Lunch was more of the squash/kale concoction, and for dinner I decided to make dill carrot soup:
Half of a large yellow onion, chopped
~1 lb carrots, chopped
3 tbs butter
4 cups chicken stock (store bought, organic)
2 cups water
1 large bunch of dill, chopped
I melted the butter in a large pot, and sauteed the chopped carrot and onion until the water starts to sweat out of them a bit (5 min or so). Then I added the chicken stock and water, and brought it to a boil. The recipe I was using for this suggests 6 cups of vegetable stock, and I think that might be a better idea because I think the chicken flavor and the dill were fighting, and it wasn't as yummy as when I've made it in the traditional way. Anyway, I brought all that to a boil and then let it simmer for 20 minutes on low to soften the carrots. Then I added the dill and here is what it looked like.
I suppose that I could have stopped there, because that looks pretty delicious, but the recipe called for blending with an immersion blender and who am I to argue?
I got through about half of a bowl being like "this is sort of bland" before I realized that I didn't use salt. So, SALT TO TASTE. You won't regret it.
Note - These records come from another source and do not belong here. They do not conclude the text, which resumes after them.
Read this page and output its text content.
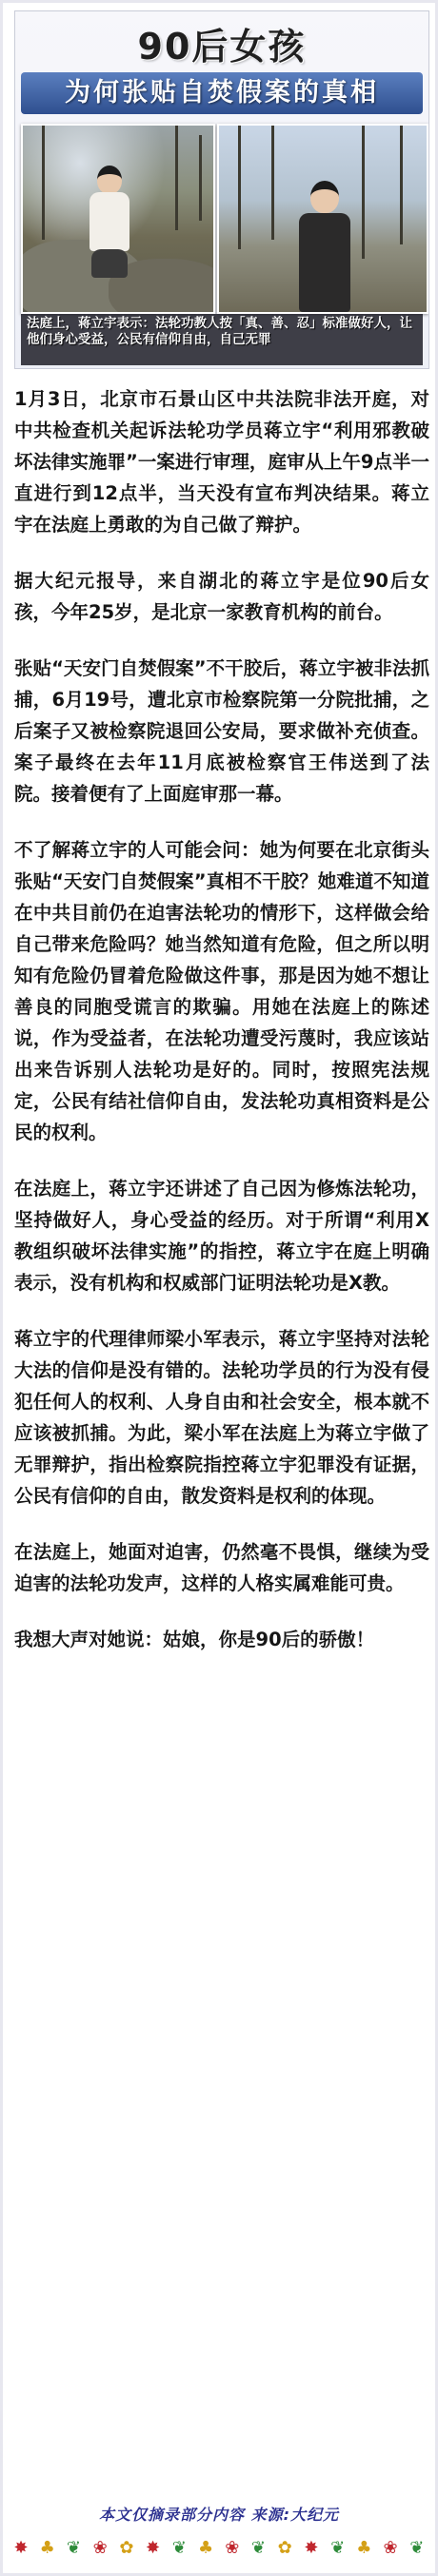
90后女孩
为何张贴自焚假案的真相
法庭上，蒋立宇表示：法轮功教人按「真、善、忍」标准做好人，让他们身心受益，公民有信仰自由，自己无罪

1月3日，北京市石景山区中共法院非法开庭，对中共检查机关起诉法轮功学员蒋立宇“利用邪教破坏法律实施罪”一案进行审理，庭审从上午9点半一直进行到12点半，当天没有宣布判决结果。蒋立宇在法庭上勇敢的为自己做了辩护。

据大纪元报导，来自湖北的蒋立宇是位90后女孩，今年25岁，是北京一家教育机构的前台。

张贴“天安门自焚假案”不干胶后，蒋立宇被非法抓捕，6月19号，遭北京市检察院第一分院批捕，之后案子又被检察院退回公安局，要求做补充侦查。案子最终在去年11月底被检察官王伟送到了法院。接着便有了上面庭审那一幕。

不了解蒋立宇的人可能会问：她为何要在北京街头张贴“天安门自焚假案”真相不干胶？她难道不知道在中共目前仍在迫害法轮功的情形下，这样做会给自己带来危险吗？她当然知道有危险，但之所以明知有危险仍冒着危险做这件事，那是因为她不想让善良的同胞受谎言的欺骗。用她在法庭上的陈述说，作为受益者，在法轮功遭受污蔑时，我应该站出来告诉别人法轮功是好的。同时，按照宪法规定，公民有结社信仰自由，发法轮功真相资料是公民的权利。

在法庭上，蒋立宇还讲述了自己因为修炼法轮功，坚持做好人，身心受益的经历。对于所谓“利用X教组织破坏法律实施”的指控，蒋立宇在庭上明确表示，没有机构和权威部门证明法轮功是X教。

蒋立宇的代理律师梁小军表示，蒋立宇坚持对法轮大法的信仰是没有错的。法轮功学员的行为没有侵犯任何人的权利、人身自由和社会安全，根本就不应该被抓捕。为此，梁小军在法庭上为蒋立宇做了无罪辩护，指出检察院指控蒋立宇犯罪没有证据，公民有信仰的自由，散发资料是权利的体现。

在法庭上，她面对迫害，仍然毫不畏惧，继续为受迫害的法轮功发声，这样的人格实属难能可贵。

我想大声对她说：姑娘，你是90后的骄傲！

本文仅摘录部分内容 来源:大纪元
✸ ♣ ❦ ❀ ✿ ✸ ❦ ♣ ❀ ❦ ✿ ✸ ❦ ♣ ❀ ❦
Also I have sort of a sinus thing going on, so that could be why I was underwhelmed by this recipe this time around. I don't have Seth around to taste test this week. The other thing that definitely improves flavor is sauteing the carrots/onion for longer till they start to caramelize a bit, but that does take quite a bit longer (15 min or more).
Future: I have a chicken/salsa/beans/rice crock pot dish and a pumpkin pie in the works. Hopefully I'll post about the crock pot dish tonight and the pie later in the week.